History of Petroleum - an early reference to the Flintshire oil industry, 1865
type: Beyond Scotland - Wales
The trade in mineral oil is the hope of North Wales. The discovery of cannel coal near Chester has already given a wonderful impulse to mining enterprise, and the success of the American oil works at Saltney has been so great, that, now that the patent has expired, huge petroleum works are in course of erection in various parts of the Welsh coal mining districts. We have had an eloquent Chancellor of the Exchequer dilating upon the inestimable benefits which may result to Chester and North Wales from the anticipated discovery of cannel coal in regions heretofore unexplored by the miner's pick or boring-rod. We have had a scientific lecturer expressing; the confident expectation that, in a few years more, coal and cannel will be raised from the waste land now scoured every day by the tidal waters of the Dee. We have heard it said that cannel is to coal what gold is to iron, and we find that a substance which a few years ago was put aside as useless, is now looked upon as the most valuable product of Flintshire.
The manufacture of oil from cannel has proved a great success, but Flintshire has an immense competitor in America. By the discovery of the oil-springs of Pennsylvania, a new trade has been suddenly created, and a new source of enterprise opened to capitalists. In two or three years the mineral-oil trade in America has reached enormous proportions, fairly putting into the shade the humble but increasing manufacture of oil in the neighbourhood of Chester. A sketch of the discovery and history of mineral oil cannot fail to be interesting to us who are so intimately connected with the prosperity of the oil manufacture. Hitherto patent rights have trammelled private enterprise, but now that the manufacture is open to all, we are likely to see a great start made.
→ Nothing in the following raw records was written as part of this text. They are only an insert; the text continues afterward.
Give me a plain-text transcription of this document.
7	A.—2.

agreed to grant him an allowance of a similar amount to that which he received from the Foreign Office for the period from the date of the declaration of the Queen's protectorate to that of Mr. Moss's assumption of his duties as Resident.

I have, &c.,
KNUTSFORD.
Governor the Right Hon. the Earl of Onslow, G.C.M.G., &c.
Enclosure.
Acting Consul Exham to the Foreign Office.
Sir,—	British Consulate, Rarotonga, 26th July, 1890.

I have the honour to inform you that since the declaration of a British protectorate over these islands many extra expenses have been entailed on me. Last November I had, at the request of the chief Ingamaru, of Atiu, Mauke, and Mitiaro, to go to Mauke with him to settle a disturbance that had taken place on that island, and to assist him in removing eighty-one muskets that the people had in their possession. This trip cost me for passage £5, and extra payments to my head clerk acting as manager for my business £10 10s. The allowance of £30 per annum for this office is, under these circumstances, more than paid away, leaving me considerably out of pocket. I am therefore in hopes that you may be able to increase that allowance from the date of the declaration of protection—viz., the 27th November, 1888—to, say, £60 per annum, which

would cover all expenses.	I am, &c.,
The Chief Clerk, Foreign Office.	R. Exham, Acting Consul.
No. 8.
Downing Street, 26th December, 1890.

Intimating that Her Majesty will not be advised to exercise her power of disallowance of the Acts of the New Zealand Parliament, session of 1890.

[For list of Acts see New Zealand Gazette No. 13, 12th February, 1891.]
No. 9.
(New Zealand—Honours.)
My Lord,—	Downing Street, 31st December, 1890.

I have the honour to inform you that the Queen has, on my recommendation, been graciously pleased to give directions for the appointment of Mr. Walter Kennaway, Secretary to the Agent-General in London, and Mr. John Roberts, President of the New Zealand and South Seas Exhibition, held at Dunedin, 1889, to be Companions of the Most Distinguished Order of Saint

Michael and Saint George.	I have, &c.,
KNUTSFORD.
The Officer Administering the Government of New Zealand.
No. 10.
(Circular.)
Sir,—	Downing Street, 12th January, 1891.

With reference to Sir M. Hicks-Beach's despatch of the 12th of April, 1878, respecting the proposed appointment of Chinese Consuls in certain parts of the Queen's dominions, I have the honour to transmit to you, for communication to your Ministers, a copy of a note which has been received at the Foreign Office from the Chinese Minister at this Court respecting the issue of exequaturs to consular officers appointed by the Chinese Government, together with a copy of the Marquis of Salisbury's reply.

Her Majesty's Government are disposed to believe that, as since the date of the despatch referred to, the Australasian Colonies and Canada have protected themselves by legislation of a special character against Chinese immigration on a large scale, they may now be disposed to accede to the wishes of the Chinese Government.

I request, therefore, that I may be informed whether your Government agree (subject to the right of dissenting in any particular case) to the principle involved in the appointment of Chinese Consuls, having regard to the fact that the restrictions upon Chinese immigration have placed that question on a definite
In America vast undertakings have resulted from the discovery of petroleum, and it is not unreasonable to expect that the discovery of cannel coal will benefit the district surrounding Chester in a corresponding degree. We have before us two remarkable pamphlets, reprints of articles which have attracted great attention on the other side of the Atlantic.
The first describes the most wonderful natural phenomenon that has been brought to light in modern times, and its present bearing on an important commercial enterprise. The second of endeavours to foreshadow the probable future of that enterprise, and its development into the largest and most important engineering undertaking the age is likely to produce, Both pamphlets are of a nature to demand notice, and we scarcely know which to consider the more interesting of the two— that which relates to what are now accomplished facts, bringing forth rich fruit, or that which suggests further results to which those facts naturally give birth. The surprise which we are first excited by the discovery in America of the existence of vast quantities of oil in the bosom of the earth, and the manner in which this oil might be procured and turned to the most useful purposes, has now subsided. The world had long been acquainted with mineral oil— so long that history does not go back to a period when its existence was unknown.
Herodotus, the " father of history," mentions that this oil was extensively used in the construction of the walls and towers of Babylon. Traces of it are said to have been found among the ruins of Nineyeh. The oil springs of Is, situated on a tributary of the Euphrates, attracted the attention of Alexander, and are still in existence. On one of the lonian Islands there is an oil spring, which has been flowing for 2,000 years. And the oil springs of Rangoon, in the Burman Empire, have been worked for ages, and now yield annually 400,000 hogsheads. In America, the Indians had long been aware of the existence of mineral oil The Seneca tribe are said to have used it for medicinal purposes, and the remains of the Indian pits or wells are still found in some parts of the country. The white people soon learnt that it was to be found in the soil, but they appear to have considered its existence rather a nuisance than otherwise. We believe that the discovery of the vast quantities in which it might be obtained, and its great utility as an illuminating agent, was entirely due, in the first instance, to what is termed accident— that favourite mode which Heaven adopts to point out to man the resources stored up for him in the world which he inhabits.
Boring for water, a Pennsylvanian struck upon a huge subterranean reservoir of oil, which welled up and flowed so freely that it speedily covered the ground for a considerable distance. A light thoughtlessly applied to the liquid caused a conflagration, which it required the utmost exertions of the people of the neighbourhood to subdue. But when this was extinguished, the oil still flowed, and it continued to bubble forth at the rate of 1000 gallons per day. This discovery was the precursor of many others of a similar nature- A large extent of country was found to be completely saturated with oil, and the earth, when tapped, yielded it in abundance. Speculators and capitalists were drawn in numbers to this wonderful region, and soon began to reap a rich harvest. Such was the origin of the American oil trade, which has now assumed gigantic proportions.